Adapun dia menyebutkan bahwa kebijakan RPIM merupakan salah satu bagian dari paket kebijakan terpadu Komite Stabilitas Sistem Keuangan (KSSK) yang diinisiasi pada awal Februari 2021. Ke depan, seluruh gagasan dalam paket tersebut segera direalisasikan oleh BI, pemerintah, Otoritas Jasa Keuangan, dan Lembaga Penjamin Simpanan.
Sebelumnya, Kementerian Komunikasi dan Informatika mencatat, 11% UMKM yang merambah ekosistem digital, menghadapi persoalan modal. Untuk itu, Badan Aksesibilitas Telekomunikasi dan Informasi (BAKTI) kembali menggelar pelatihan kepada pelaku usaha dan menyediakan permodalan.

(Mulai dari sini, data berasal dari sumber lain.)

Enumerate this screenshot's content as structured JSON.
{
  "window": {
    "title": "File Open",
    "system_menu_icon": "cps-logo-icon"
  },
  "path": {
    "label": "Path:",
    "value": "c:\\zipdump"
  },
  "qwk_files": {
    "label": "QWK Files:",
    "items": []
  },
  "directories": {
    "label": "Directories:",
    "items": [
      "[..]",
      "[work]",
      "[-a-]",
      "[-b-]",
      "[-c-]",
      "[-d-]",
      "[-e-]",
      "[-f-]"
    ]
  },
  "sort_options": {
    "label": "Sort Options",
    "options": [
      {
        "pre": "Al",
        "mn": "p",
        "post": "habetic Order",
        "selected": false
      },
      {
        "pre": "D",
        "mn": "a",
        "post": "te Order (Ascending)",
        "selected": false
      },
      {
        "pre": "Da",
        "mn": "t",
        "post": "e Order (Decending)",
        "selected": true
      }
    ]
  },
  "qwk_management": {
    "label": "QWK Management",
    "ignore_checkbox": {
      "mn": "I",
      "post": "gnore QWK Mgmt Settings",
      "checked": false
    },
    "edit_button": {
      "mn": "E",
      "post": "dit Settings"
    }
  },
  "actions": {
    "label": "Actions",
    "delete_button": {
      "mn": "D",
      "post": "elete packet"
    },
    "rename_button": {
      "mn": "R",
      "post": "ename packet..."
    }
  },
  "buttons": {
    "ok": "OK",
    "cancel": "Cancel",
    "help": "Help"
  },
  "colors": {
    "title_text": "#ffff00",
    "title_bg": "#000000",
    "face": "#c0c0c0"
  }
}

BAKTI Kominfo menggelar program Damayana untuk membantu UMKM, terutama di daerah terluar, terpencil, dan tertinggal (3T) pada 2019. Program ini kembali digelar pada tahun lalu, dengan menggaet Asosiasi E-Commerce Indonesia (idEA). Total, BAKTI Kominfo melatih hampir 5.000 UMKM untuk mendigitalisasi bisnis.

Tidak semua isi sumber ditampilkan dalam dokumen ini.